Folha Online, 28 de março de 2006
"Fale, John. Pode falar. Fale bastante, se quiser.
Aproveite, diga tudo o que você
tem a dizer. Esta, quero lhe avisar, é a última vez que você me liga: a nossa relação termina aqui,
John.
Por quê? Por que, você pergunta? Deus, John, como você é cínico. Mas tudo bem, vou lhe dizer.
Você, John, está me desrespeitando. Como sempre me desrespeitou, aliás, mas agora você acrescentou ao desrespeito um requinte de perversidade. Você decidiu
me ligar e, antes disso, você tomou uma providência muito típica de seu caráter. Você tirou toda
a roupa, John. Você está pelado.
Como é que eu sei? Calma, eu
não tenho videofone. Aliás, nem
precisaria disso. Conhecendo você
como conheço, sei de tudo o que
você faz, mesmo à distância. Mas,
no caso, fui ajudada por um amigo, um bom amigo. Você não o
conhece, mas ele ontem estava no
pub que você freqüenta, a seu lado inclusive. Você comentava esta pesquisa que foi feita pelos Correios, mostrando que cerca de
40% dos homens conversam ao
telefone sem roupa. Você disse,
muito orgulhoso, que jamais telefona para qualquer mulher -sua
namorada, inclusive, você fez
questão de ressaltar isso- sem
antes tirar a roupa. Você disse
que tal coisa, para você, funciona
como um verdadeiro afrodisíaco.
E você lamentou não ter videofone; se tivesse, você concluiu, às
gargalhadas, elas saberiam o que
estão perdendo.
De modo que você está me ligando pelado. Mas isso não é o
pior, John. O pior é o lugar de onde você está me ligando.

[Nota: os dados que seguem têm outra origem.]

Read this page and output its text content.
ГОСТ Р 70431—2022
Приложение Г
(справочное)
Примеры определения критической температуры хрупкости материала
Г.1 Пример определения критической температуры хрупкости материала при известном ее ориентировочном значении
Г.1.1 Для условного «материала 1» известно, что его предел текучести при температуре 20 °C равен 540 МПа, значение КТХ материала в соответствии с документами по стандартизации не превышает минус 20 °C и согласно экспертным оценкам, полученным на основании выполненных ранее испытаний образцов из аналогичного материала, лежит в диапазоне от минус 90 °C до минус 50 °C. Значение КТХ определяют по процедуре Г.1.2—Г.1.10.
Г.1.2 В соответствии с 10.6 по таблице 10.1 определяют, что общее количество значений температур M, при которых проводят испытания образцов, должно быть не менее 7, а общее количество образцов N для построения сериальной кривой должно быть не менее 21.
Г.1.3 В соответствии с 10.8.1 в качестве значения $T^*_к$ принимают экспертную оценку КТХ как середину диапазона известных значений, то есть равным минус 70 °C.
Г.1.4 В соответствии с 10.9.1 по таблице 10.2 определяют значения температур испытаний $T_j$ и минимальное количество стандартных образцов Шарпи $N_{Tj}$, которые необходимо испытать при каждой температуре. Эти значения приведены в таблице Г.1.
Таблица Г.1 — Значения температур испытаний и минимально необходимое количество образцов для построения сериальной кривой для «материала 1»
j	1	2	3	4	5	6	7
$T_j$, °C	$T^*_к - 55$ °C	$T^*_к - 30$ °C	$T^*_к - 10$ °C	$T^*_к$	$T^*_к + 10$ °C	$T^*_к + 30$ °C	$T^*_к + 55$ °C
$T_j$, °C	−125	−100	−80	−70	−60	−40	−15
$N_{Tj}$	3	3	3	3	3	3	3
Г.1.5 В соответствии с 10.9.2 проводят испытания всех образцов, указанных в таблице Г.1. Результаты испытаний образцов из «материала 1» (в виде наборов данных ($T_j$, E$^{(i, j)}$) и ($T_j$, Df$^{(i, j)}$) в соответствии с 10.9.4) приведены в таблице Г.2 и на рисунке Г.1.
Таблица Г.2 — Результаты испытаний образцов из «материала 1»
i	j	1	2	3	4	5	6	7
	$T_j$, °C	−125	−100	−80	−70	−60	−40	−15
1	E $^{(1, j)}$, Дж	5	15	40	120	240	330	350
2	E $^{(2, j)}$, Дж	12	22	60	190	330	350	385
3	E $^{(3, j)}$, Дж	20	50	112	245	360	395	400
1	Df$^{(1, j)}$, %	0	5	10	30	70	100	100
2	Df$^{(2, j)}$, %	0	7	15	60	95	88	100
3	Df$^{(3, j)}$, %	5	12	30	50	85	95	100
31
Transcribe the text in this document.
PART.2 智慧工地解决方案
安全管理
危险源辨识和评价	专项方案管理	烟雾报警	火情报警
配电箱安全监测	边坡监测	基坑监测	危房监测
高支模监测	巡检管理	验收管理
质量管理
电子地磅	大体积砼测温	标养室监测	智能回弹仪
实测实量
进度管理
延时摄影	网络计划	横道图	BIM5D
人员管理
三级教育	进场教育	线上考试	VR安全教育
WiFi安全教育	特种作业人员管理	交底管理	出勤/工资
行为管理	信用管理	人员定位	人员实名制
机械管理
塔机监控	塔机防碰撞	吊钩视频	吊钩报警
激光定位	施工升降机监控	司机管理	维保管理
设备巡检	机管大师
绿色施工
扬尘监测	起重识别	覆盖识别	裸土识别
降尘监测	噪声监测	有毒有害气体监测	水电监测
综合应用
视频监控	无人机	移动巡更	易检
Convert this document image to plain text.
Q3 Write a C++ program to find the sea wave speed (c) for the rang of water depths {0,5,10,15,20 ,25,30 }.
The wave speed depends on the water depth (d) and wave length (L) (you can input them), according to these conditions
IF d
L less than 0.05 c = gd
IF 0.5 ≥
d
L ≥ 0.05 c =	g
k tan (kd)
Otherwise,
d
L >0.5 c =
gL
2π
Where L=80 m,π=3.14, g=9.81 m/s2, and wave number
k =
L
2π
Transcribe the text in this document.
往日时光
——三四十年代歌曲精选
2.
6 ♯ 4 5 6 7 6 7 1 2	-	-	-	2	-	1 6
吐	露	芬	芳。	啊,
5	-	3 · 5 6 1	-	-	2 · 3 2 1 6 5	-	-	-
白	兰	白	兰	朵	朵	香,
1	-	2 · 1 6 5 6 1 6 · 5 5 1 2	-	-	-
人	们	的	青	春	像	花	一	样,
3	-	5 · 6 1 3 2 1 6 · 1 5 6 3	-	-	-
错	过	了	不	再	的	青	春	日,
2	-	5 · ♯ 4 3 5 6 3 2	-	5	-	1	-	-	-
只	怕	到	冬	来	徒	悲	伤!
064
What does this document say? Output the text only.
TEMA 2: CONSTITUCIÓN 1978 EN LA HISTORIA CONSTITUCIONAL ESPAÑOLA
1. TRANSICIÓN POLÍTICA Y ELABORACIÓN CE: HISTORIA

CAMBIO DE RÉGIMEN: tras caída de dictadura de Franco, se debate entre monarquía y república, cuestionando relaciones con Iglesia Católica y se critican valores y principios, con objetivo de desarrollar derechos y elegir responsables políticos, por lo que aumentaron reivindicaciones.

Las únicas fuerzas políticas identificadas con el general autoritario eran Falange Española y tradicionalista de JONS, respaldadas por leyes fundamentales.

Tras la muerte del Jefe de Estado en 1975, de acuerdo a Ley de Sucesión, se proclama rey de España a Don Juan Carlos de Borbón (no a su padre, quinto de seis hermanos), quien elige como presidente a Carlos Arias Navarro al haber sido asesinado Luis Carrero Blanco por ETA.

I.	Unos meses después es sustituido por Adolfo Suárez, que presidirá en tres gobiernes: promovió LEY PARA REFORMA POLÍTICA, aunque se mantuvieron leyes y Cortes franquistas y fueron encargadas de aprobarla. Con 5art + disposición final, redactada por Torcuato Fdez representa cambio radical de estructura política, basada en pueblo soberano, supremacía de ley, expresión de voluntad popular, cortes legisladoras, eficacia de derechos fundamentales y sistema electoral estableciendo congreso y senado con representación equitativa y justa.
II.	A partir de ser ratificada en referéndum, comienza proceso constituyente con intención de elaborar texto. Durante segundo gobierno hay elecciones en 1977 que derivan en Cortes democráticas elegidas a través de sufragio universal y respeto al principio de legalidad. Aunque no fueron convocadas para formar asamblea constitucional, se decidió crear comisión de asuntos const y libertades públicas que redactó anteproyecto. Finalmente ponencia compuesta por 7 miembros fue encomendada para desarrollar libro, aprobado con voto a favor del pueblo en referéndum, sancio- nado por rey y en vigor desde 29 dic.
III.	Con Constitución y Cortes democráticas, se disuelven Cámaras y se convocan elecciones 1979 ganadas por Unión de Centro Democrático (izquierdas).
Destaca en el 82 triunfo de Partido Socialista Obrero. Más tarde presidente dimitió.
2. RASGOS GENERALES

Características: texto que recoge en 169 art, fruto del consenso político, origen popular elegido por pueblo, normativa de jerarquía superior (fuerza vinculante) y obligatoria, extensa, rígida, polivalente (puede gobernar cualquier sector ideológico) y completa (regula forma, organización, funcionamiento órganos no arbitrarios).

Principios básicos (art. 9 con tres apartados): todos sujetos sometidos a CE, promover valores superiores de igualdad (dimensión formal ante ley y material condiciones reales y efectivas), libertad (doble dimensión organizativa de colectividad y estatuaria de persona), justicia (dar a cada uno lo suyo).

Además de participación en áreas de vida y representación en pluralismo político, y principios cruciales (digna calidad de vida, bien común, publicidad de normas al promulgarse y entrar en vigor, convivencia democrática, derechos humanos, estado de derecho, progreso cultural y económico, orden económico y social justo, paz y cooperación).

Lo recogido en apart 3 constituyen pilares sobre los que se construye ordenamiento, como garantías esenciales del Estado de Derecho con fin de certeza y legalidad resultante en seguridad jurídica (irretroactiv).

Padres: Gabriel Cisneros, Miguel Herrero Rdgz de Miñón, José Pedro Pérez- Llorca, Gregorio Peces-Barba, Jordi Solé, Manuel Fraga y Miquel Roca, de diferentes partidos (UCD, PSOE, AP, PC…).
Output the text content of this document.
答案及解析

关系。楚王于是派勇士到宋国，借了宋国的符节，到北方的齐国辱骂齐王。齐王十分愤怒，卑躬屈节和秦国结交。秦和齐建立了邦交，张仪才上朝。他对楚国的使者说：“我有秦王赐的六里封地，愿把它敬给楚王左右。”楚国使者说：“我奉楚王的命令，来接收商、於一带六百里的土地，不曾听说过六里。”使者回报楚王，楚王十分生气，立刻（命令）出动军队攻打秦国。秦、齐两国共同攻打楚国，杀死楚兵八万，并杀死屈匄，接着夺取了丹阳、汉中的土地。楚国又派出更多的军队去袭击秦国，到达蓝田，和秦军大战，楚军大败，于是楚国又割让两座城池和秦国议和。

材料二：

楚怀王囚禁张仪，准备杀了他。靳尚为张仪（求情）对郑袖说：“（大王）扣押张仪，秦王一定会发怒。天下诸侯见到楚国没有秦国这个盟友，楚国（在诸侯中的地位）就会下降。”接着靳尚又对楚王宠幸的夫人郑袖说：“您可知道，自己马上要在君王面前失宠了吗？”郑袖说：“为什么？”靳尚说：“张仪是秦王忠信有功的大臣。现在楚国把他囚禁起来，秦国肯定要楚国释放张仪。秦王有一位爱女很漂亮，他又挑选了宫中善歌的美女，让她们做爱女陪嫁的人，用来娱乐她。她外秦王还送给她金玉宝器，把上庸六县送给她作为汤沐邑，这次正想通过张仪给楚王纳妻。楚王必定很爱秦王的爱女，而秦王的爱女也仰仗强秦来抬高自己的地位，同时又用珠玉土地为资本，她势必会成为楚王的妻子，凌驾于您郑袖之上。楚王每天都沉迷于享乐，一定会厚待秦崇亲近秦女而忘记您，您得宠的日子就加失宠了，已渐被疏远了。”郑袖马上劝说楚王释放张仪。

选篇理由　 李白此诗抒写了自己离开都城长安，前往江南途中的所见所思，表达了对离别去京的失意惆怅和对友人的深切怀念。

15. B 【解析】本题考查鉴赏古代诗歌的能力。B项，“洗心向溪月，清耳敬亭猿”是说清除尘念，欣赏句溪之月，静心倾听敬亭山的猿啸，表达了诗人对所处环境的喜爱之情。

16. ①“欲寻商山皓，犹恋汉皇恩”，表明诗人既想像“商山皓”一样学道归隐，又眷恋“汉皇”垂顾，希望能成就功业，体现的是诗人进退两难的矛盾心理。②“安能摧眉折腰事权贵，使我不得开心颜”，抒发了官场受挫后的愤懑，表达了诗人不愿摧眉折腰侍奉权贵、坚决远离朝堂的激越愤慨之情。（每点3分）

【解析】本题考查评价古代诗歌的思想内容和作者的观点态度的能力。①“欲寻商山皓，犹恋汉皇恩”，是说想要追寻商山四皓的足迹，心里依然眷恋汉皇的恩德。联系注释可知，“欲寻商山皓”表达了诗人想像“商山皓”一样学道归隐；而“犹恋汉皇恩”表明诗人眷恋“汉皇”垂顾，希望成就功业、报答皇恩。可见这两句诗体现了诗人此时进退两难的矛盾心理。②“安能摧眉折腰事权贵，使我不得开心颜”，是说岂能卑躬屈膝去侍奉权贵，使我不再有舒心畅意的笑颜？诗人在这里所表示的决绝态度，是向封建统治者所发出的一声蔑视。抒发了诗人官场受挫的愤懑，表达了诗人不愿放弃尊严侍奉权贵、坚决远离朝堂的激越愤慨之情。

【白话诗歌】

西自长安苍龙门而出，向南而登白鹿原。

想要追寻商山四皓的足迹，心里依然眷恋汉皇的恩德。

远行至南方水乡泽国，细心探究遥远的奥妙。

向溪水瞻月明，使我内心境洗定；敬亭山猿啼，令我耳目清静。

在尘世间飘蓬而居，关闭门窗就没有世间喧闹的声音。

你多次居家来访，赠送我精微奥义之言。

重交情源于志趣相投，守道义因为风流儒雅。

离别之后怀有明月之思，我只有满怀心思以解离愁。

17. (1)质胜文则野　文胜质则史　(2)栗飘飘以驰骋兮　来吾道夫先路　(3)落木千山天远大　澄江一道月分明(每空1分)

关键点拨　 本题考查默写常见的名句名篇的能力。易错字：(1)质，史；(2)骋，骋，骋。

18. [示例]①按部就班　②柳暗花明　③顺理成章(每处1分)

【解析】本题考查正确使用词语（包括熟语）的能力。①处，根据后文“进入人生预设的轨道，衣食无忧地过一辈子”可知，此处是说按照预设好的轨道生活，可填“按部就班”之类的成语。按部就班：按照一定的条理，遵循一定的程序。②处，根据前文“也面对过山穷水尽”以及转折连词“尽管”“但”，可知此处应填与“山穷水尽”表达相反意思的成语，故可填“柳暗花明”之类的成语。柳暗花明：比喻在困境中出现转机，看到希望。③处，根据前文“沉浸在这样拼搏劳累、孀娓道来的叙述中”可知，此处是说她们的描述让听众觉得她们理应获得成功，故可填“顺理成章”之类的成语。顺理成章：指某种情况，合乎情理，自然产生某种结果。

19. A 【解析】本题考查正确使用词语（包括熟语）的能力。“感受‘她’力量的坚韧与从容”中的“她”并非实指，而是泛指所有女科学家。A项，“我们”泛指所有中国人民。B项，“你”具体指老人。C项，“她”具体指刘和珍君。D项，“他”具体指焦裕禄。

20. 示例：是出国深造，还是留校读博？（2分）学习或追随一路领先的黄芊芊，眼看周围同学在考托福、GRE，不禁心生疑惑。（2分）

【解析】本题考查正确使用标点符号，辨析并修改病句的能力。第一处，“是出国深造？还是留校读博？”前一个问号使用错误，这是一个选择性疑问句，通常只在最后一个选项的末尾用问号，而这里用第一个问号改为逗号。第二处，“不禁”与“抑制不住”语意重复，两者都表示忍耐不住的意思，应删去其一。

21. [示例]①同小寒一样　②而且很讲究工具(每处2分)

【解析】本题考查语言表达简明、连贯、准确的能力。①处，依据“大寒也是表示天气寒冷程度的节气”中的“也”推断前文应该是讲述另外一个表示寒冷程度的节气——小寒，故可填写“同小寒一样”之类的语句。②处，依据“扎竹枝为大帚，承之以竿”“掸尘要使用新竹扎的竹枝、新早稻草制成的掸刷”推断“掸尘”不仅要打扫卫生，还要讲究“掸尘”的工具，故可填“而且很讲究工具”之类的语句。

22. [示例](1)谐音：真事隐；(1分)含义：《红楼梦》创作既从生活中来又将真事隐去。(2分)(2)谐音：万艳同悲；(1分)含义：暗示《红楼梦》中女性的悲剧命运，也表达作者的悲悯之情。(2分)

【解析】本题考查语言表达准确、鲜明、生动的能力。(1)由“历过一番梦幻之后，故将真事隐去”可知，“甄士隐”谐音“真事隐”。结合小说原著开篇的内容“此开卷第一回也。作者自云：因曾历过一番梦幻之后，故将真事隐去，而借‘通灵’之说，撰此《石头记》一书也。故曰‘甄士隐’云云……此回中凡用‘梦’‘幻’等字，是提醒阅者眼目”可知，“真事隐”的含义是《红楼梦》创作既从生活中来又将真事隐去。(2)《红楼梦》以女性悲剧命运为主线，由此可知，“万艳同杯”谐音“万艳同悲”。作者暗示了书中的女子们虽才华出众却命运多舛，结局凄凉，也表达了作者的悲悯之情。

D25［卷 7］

Você está sentado no vaso sanitário, John. Você, pelado, está
sentado no vaso sanitário. Como
é que eu sei? Não, eu não tenho videofone, John. Mas tenho ouvidos
muito bons. Estou ouvindo o ruído da água enchendo a caixa,
John. Você acabou de dar a descarga. Você fez o que tinha de fazer, você se limpou, você deu a
descarga.
O que devo concluir disso? É
muito simples, John. Com as outras, você fala nu ao telefone porque assim se excita; para mim,
você telefona pelado para não
perder tempo: fala e faz as necessidades ao mesmo tempo. Eu até
ouvi você gemer, John. E sei que
não era de paixão. Era a sua tenaz prisão de ventre.
Mas não tem importância,
John. Eu também estou nua. E
também estou no banheiro. Só
que não estou sozinha. Estou
acompanhada. Por aquele amigo
que você não conhece, mas que
ontem, no bar, estava na mesa ao
lado da sua. Ele ouviu a conversa
e logo em seguida me ligou. Ligou
de roupa, bem entendido, porque
não tem dessas fantasias. Eu pedi
que viesse aqui e descobri que não
apenas é leal, é também fora de
série na cama.
Este barulho que você está ouvindo? É a água do chuveiro, correndo. Nós agora vamos tomar
banho juntos. Fique aí pelado, fazendo suas ligações. Nós vamos
nos divertir muito mais. E sem telefone."
Moacyr Scliar escreve nesta coluna, às
segundas-feiras, um texto de ficção baseado em notícias publicadas no jornal.